Turkey to UN: ‘I can slam you and love you at the same time’
For the first time in the 70-year history of the United Nations, it has convened the World Humanitarian Summit in Istanbul, which took place on May 23 and 24. As the host country, Turkey has played an important role in the organization of the summit.
Currently providing a safe haven for around 3 million refugees, Turkey has been feeling frustrated that its complaints about a lack of fair burden-sharing to alleviate the human suffering, especially among Syrians, are falling on deaf ears. It therefore had a vested interest in hosting the summit, hoping it would raise awareness and mobilize support against humanitarian disasters.
However, the spotlight was elsewhere: On the new prime minister, elected during the Justice and Development Party (AKP) congress on May 22, and on the details of the new cabinet announced on May 24.
“This is multitasking,” said one Turkish diplomat when I complained that Ankara’s efforts to put the focus on humanitarian issues were being overshadowed by Ankara itself.
To me, this is a “Turkish classic,” inherited from the “janissary’s walk” of the Ottoman times: “Two steps forward, one step back.”
For those not used to dealing with Turkey, it is quite frustrating to get used to these contradictions.
Look at Turkey’s relations with the U.N. At a time when most countries are trying to cut costs, Turkey has become one of the key partners of the U.N., hosting many of its regional hubs for instance. This is all part of Ankara’s aspiration to become a global player, but at the same time the leader of the same Turkey constantly bashes the U.N. and its key players.
The language used by Turkey (and read this as President Recep Tayyip Erdoğan) is very problematic, Professor Kemal Kirişci told me in a recent interview. Turkey’s seasoned diplomats have traditionally had the skills to negotiate and find a breakthrough, even in difficult circumstances where the parties have conflicting interests, Kirişci said. “But Turkey today uses a confrontationist language and shuts all doors to finding a common denominator. That is a huge challenge,” he added.
Kirişci has just published a book with co-author Elizabeth Ferris, presenting recommendations on the Syrian refugee crisis. They suggest that humanitarian agencies like the UNHCR and the OCHA should work closely with U.N. developmental agencies like the World Bank and the IMF on the issue. The book partly overlaps with the U.N. secretary general’s recently published report, which will set the agenda for the U.N.’s global summit on the mass movements of refugees and migrants, which is due to take place in September.
According to Kirişci, Turkey should play an important role in efforts to address the global refugee crisis.
“Although its high-standing soft power of two or three years ago has disappeared, Turkey still enjoys some soft power from the way in which it has been trying to manage Syrian refugees. There is still recognition, against all odds, that Turkey … is doing a good job providing 2.8 million Syrians with protection,” he said.
Turkey could use that soft power to mobilize international support, because the international community feels embarrassed when comparing its own efforts with those of Turkey, according to Kirişci.
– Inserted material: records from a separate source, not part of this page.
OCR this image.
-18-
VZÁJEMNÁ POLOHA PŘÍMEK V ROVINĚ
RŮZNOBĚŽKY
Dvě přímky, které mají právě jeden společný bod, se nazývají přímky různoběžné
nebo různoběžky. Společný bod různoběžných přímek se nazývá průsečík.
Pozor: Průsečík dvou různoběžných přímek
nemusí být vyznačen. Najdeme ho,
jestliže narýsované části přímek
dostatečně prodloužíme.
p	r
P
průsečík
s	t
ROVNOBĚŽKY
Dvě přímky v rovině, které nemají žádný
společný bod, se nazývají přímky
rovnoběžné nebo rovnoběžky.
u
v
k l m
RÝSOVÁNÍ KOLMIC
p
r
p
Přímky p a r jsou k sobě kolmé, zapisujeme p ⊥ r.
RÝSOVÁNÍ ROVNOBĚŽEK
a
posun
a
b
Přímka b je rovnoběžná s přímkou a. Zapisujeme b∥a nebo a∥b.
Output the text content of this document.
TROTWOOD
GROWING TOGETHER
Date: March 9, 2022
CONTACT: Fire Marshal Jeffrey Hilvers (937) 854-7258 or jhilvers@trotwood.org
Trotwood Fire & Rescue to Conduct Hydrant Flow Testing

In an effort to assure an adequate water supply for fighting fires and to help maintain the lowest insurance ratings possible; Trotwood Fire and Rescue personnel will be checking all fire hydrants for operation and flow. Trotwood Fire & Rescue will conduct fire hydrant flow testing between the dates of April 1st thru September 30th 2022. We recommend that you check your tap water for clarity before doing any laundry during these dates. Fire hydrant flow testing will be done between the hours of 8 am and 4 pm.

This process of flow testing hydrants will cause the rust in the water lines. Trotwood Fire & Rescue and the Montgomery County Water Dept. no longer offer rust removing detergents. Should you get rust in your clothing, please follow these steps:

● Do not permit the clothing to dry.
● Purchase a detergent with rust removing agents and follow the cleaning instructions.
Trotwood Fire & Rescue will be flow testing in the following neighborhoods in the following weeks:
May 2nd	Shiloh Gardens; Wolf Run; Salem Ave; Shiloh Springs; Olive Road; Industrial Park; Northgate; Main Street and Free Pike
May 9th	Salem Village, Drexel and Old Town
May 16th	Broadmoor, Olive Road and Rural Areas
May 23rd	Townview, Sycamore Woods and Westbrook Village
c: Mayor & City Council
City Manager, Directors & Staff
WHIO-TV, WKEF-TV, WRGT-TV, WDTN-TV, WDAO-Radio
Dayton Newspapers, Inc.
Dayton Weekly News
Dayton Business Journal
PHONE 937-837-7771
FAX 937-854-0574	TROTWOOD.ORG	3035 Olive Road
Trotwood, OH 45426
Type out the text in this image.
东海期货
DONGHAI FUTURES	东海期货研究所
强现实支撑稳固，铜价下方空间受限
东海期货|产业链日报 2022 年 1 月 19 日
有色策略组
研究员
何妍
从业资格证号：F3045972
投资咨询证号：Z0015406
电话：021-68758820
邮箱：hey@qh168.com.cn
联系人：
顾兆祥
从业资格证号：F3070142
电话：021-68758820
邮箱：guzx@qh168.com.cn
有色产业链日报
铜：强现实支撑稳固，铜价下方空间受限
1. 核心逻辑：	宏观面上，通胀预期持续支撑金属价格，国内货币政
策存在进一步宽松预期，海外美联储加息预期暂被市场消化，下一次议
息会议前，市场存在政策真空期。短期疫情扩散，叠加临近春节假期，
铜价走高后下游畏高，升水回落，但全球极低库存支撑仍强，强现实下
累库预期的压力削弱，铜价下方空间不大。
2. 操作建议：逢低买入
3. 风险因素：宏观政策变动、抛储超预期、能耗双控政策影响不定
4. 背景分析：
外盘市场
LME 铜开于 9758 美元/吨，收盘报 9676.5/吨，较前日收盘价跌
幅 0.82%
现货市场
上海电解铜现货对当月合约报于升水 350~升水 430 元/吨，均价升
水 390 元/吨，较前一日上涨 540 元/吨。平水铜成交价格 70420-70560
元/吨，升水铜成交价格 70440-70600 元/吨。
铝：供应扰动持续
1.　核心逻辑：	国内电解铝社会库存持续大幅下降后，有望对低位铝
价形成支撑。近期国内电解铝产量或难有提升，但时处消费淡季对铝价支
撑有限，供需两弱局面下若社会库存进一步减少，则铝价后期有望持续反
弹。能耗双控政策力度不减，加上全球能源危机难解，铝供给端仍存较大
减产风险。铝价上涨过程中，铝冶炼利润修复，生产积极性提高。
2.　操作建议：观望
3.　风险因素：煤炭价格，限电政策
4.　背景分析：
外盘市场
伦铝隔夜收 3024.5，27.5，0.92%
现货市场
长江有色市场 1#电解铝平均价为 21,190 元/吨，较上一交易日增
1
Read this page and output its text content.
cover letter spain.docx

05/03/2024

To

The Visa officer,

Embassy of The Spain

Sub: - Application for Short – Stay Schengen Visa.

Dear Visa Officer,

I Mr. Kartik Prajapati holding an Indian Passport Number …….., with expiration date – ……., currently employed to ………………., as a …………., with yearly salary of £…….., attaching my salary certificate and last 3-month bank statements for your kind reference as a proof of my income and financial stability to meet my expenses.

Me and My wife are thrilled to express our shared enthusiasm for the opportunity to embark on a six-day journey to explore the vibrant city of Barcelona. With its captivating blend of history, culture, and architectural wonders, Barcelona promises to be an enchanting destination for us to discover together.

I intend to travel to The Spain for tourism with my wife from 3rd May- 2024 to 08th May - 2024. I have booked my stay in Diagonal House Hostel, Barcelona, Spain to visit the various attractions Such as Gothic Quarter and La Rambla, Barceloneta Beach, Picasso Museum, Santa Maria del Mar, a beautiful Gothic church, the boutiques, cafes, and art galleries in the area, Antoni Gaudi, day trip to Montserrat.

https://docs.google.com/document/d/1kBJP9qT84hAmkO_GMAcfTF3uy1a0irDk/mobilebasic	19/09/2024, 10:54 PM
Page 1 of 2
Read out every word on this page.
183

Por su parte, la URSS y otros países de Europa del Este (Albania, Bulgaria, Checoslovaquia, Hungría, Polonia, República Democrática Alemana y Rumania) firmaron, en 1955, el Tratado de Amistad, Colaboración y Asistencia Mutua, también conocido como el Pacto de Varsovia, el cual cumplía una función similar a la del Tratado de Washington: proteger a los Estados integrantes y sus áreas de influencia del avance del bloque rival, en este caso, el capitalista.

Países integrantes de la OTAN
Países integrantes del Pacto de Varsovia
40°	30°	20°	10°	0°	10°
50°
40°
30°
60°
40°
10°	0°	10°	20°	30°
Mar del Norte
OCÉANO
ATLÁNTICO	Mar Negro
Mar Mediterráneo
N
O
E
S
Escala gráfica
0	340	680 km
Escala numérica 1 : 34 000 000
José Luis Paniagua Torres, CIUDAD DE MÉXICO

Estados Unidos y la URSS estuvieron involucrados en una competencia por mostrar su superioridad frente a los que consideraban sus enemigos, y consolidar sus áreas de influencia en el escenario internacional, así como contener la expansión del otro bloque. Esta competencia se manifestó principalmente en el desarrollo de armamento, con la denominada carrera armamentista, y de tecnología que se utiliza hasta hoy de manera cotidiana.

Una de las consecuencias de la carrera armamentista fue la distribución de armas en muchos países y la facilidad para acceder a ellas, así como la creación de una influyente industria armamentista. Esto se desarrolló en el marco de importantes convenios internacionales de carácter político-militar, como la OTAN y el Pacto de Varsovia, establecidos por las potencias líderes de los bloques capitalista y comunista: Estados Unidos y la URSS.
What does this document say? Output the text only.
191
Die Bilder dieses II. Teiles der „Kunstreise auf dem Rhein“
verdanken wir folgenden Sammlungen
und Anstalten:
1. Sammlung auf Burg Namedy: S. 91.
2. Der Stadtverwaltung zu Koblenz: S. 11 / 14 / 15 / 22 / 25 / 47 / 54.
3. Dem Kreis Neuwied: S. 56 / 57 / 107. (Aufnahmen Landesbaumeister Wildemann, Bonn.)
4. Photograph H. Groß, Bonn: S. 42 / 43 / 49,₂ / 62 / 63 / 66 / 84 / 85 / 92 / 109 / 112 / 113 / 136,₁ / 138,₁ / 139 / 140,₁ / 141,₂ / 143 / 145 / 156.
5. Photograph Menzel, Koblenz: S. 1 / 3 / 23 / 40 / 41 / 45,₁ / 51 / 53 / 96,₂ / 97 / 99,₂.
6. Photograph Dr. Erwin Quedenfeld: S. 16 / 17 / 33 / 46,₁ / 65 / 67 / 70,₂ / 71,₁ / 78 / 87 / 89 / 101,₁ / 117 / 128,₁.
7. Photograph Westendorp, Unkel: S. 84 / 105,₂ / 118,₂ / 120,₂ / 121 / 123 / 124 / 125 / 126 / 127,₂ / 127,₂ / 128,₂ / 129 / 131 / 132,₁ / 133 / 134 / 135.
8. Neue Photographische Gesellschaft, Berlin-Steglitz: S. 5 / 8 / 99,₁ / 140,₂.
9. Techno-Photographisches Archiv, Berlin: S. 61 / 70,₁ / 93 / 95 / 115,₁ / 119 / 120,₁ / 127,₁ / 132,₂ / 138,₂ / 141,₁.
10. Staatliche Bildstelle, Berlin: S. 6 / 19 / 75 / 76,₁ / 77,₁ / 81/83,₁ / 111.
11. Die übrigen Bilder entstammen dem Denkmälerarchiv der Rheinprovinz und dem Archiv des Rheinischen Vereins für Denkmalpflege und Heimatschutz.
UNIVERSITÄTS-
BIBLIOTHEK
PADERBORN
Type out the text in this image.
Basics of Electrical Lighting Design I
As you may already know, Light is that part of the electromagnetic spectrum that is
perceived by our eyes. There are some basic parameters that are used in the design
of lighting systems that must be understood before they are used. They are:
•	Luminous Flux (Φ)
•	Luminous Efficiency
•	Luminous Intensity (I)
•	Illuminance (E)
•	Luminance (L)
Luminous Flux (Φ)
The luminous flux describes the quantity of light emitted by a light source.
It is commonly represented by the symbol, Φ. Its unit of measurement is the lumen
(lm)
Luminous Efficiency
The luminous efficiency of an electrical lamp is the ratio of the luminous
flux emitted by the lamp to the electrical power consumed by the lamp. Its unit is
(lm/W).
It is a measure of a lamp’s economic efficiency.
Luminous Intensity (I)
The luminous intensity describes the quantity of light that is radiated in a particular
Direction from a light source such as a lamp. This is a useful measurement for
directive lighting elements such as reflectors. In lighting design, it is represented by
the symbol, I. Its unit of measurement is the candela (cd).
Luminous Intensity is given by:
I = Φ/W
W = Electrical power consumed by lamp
“But Ankara is not doing that. It is using language that offends people, even those who want to work with Turkey, who appreciate the efforts of Turkish NGOs and local administrators. How can you cooperate when the other side uses offensive language and plays the blame game? I personally know Turkish officials who have been working very hard on the refugee issue. The Turkish government should let these peoples’ goodwill be reflected in a constructive way,” said Kirişci.
As President Erdoğan keeps saying, “the U.N. is bigger than five.” Turkey is also bigger than Erdoğan, if only he did not steal the role from everybody!